So, here’s the thing. For about two years I have had this intense desire to create a platform where women can come and join together to lift other women up and share their stories and experiences. The idea has morphed over the years and will continue to morph. I thought this was a bad thing. I wanted to have everything planned out. I wanted to have an outline, a plan for success. A way in which, if anything happened, there would be a fallback plan. I never really thought of myself as a “planner” but yet here I was trying to put everything in order and make it perfect so there was no room for mistakes. But as I sit back I realize that what I was really doing was trying to make sure that I wasn’t vulnerable to criticism and that I could protect myself from hurt of others thoughts and opinions.

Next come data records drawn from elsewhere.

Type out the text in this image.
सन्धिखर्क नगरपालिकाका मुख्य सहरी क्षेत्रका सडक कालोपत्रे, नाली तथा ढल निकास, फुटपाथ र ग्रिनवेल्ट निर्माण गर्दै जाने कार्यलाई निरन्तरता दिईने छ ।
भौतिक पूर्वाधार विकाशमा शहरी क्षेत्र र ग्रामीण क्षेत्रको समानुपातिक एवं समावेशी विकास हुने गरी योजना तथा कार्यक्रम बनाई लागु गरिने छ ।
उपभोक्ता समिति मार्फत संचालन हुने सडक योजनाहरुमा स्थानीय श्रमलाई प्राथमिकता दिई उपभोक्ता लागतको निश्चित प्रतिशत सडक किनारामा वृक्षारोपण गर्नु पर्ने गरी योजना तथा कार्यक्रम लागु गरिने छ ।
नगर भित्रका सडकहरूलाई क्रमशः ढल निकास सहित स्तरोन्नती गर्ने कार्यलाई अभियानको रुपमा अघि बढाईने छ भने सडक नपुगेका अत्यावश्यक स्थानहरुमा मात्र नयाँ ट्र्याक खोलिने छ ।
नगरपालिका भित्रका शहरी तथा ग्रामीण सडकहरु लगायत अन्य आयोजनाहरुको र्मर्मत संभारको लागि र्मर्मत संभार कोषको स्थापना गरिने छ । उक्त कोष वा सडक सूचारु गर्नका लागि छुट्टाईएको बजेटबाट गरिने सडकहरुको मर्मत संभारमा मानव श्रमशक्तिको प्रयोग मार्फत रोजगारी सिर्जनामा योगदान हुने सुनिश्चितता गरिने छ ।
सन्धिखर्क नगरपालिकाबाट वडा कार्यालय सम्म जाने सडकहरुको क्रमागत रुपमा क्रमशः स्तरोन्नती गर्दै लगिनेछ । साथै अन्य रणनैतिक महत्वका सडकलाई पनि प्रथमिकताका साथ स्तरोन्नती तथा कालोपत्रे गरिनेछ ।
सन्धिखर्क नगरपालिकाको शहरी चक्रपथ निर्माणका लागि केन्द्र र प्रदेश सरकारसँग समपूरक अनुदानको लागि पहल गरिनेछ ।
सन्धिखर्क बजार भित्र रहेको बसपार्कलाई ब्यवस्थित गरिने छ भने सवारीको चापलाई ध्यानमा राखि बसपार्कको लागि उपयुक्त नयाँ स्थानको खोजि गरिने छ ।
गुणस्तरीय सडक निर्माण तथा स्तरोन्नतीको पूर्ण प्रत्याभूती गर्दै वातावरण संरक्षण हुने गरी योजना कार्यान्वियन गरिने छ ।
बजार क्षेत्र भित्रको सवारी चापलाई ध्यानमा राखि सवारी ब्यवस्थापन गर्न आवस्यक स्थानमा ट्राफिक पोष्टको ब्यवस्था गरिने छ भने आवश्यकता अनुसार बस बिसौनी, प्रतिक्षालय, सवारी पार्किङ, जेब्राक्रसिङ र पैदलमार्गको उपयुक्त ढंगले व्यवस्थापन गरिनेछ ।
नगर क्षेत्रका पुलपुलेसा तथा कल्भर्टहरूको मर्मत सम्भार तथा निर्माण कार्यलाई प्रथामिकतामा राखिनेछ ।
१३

I was protecting myself. I was building walls, walls that would protect me, yes, but building walls that also wouldn’t let others in. That wouldn’t allow myself to grow. I was literally putting myself in a box. The thing that’s amazing about this realization is that this is the very thing that I’ve been breaking free from. Slowly, but surely I’m allowing myself to become more me. Less perfection, more creativity. Less expectation, more freestyle. I am allowing myself to really feel things instead of expecting myself to be in a place that I’m just not in, nor will I ever be in the place that I perceive other women to be in. And that’s OK. It’s more than OK, it’s me and dammit, it’s beautiful! It’s POWERFUL! There is only ONE me and I’m the only person that can be me. With all of my faults and all of my beautiful “failures” as I might perceive them to be.
My point is this, that I will NEVER be perfect. I will NEVER have it all together. There will ALWAYS be something that I’m lacking and I’m learning to be OK with that. So here I am, with my heart open and raw. Here I am, offering the stories that I’ve been through and learned from.

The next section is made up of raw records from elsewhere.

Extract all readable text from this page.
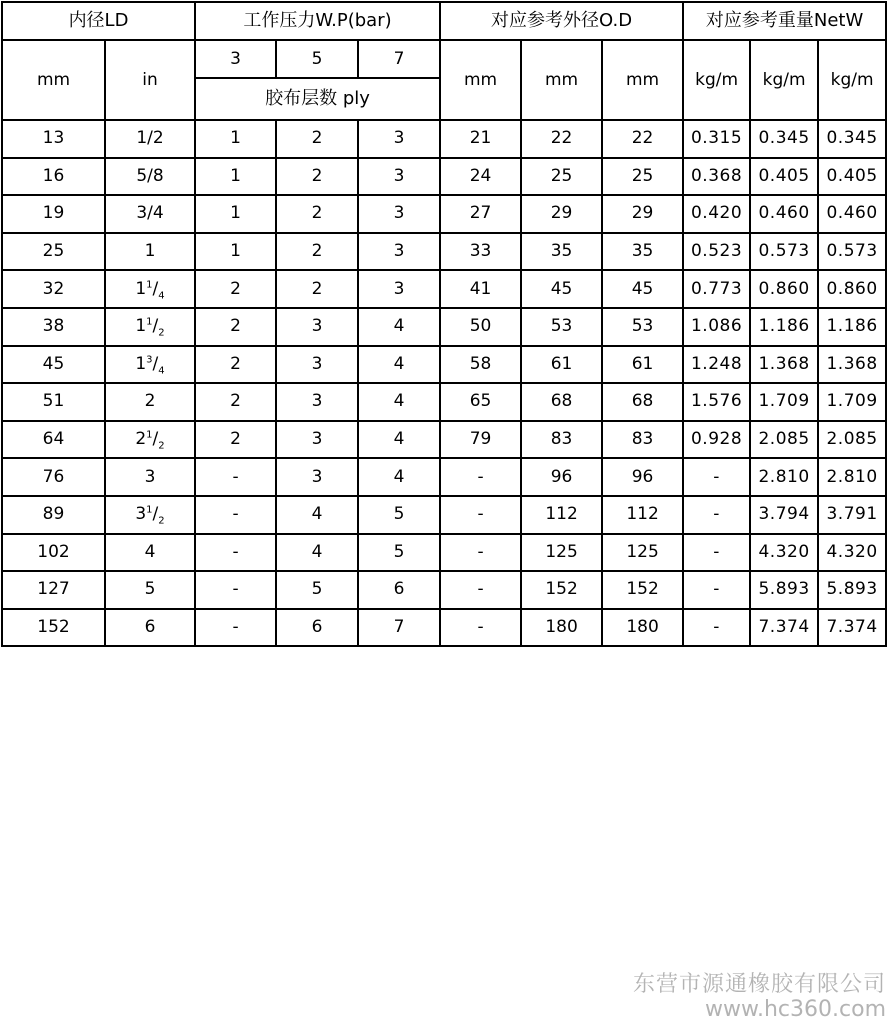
内径LD		工作压力W.P(bar)			对应参考外径O.D			对应参考重量NetW		
mm	in	3	5	7	mm	mm	mm	kg/m	kg/m	kg/m
		胶布层数 ply								
13	1/2	1	2	3	21	22	22	0.315	0.345	0.345
16	5/8	1	2	3	24	25	25	0.368	0.405	0.405
19	3/4	1	2	3	27	29	29	0.420	0.460	0.460
25	1	1	2	3	33	35	35	0.523	0.573	0.573
32	$1^1/_4$	2	2	3	41	45	45	0.773	0.860	0.860
38	$1^1/_2$	2	3	4	50	53	53	1.086	1.186	1.186
45	$1^3/_4$	2	3	4	58	61	61	1.248	1.368	1.368
51	2	2	3	4	65	68	68	1.576	1.709	1.709
64	$2^1/_2$	2	3	4	79	83	83	0.928	2.085	2.085
76	3	-	3	4	-	96	96	-	2.810	2.810
89	$3^1/_2$	-	4	5	-	112	112	-	3.794	3.791
102	4	-	4	5	-	125	125	-	4.320	4.320
127	5	-	5	6	-	152	152	-	5.893	5.893
152	6	-	6	7	-	180	180	-	7.374	7.374
东营市源通橡胶有限公司
www.hc360.com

As scary as it might be. As terrified as I am. I am excited!
I feel the electricity of being authentically screwed up and not perfect and completely me.

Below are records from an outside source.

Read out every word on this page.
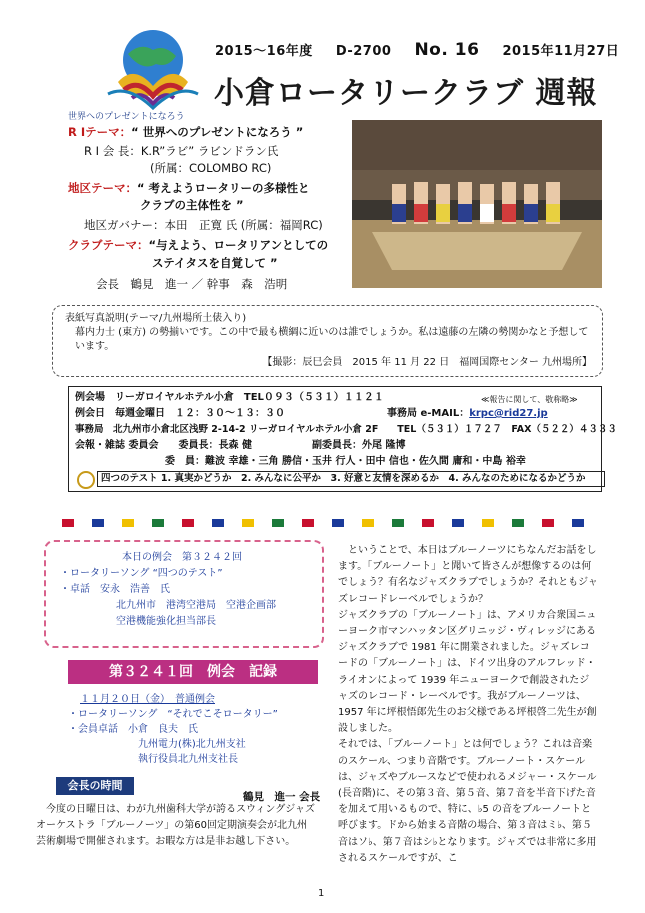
世界へのプレゼントになろう
2015～16年度 D-2700 No. 16 2015年11月27日
小倉ロータリークラブ 週報
R Iテーマ：“ 世界へのプレゼントになろう ”
R I 会 長：K.R”ラビ” ラビンドラン氏
(所属：COLOMBO RC)
地区テーマ：“ 考えようロータリーの多様性と
クラブの主体性を ”
地区ガバナー：本田　正寛 氏 (所属：福岡RC)
クラブテーマ：“与えよう、ロータリアンとしての
ステイタスを自覚して ”
会長　鶴見　進一 ／ 幹事　森　浩明
表紙写真説明(テーマ/九州場所土俵入り)
幕内力士 (東方) の勢揃いです。この中で最も横綱に近いのは誰でしょうか。私は遠藤の左隣の勢関かなと予想しています。
【撮影：辰巳会員　2015 年 11 月 22 日　福岡国際センター 九州場所】
例会場　リーガロイヤルホテル小倉　TEL０９３（５３１）１１２１	≪報告に関して、敬称略≫
例会日　毎週金曜日　１２：３０～１３：３０	事務局 e-MAIL：krpc@rid27.jp
事務局　北九州市小倉北区浅野 2-14-2 リーガロイヤルホテル小倉 2F　　TEL（５３１）１７２７　FAX（５２２）４３３３
会報・雑誌 委員会　　委員長：長森 健　　　　　　副委員長：外尾 隆博
委　員：難波 幸雄・三角 勝信・玉井 行人・田中 信也・佐久間 庸和・中島 裕幸
四つのテスト 1. 真実かどうか　2. みんなに公平か　3. 好意と友情を深めるか　4. みんなのためになるかどうか
本日の例会　第３２４２回
・ロータリーソング “四つのテスト”
・卓話　安永　浩善　氏
北九州市　港湾空港局　空港企画部
空港機能強化担当部長
第３２４１回　例会　記録
１１月２０日（金）　普通例会
・ロータリーソング　“それでこそロータリー”
・会員卓話　小倉　良夫　氏
九州電力(株)北九州支社
執行役員北九州支社長
会長の時間
鶴見　進一 会長
今度の日曜日は、わが九州歯科大学が誇るスウィングジャズオーケストラ「ブルーノーツ」の第60回定期演奏会が北九州芸術劇場で開催されます。お暇な方は是非お越し下さい。
ということで、本日はブルーノーツにちなんだお話をします。「ブルーノート」と聞いて皆さんが想像するのは何でしょう？有名なジャズクラブでしょうか？それともジャズレコードレーベルでしょうか？
ジャズクラブの「ブルーノート」は、アメリカ合衆国ニューヨーク市マンハッタン区グリニッジ・ヴィレッジにあるジャズクラブで 1981 年に開業されました。ジャズレコードの「ブルーノート」は、ドイツ出身のアルフレッド・ライオンによって 1939 年ニューヨークで創設されたジャズのレコード・レーベルです。我がブルーノーツは、1957 年に坪根悟郎先生のお父様である坪根啓二先生が創設しました。
それでは、「ブルーノート」とは何でしょう？これは音楽のスケール、つまり音階です。ブルーノート・スケールは、ジャズやブルースなどで使われるメジャー・スケール(長音階)に、その第３音、第５音、第７音を半音下げた音を加えて用いるもので、特に、♭5 の音をブルーノートと呼びます。ドから始まる音階の場合、第３音はミ♭、第５音はソ♭、第７音はシ♭となります。ジャズでは非常に多用されるスケールですが、こ
1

This is my invitation to you, come as you are, with your pain from past experiences. Lay them down along with perfection and be smacked in the face with just how amazing women are to embrace you just as YOU are. How you’re in great company of women who are ready to share their wounds too. Share your heart, dare to be you, dare to allow your wounds to be open so that this community of women can care for those wounds and let you heal. Come as you are. Reclaim your power.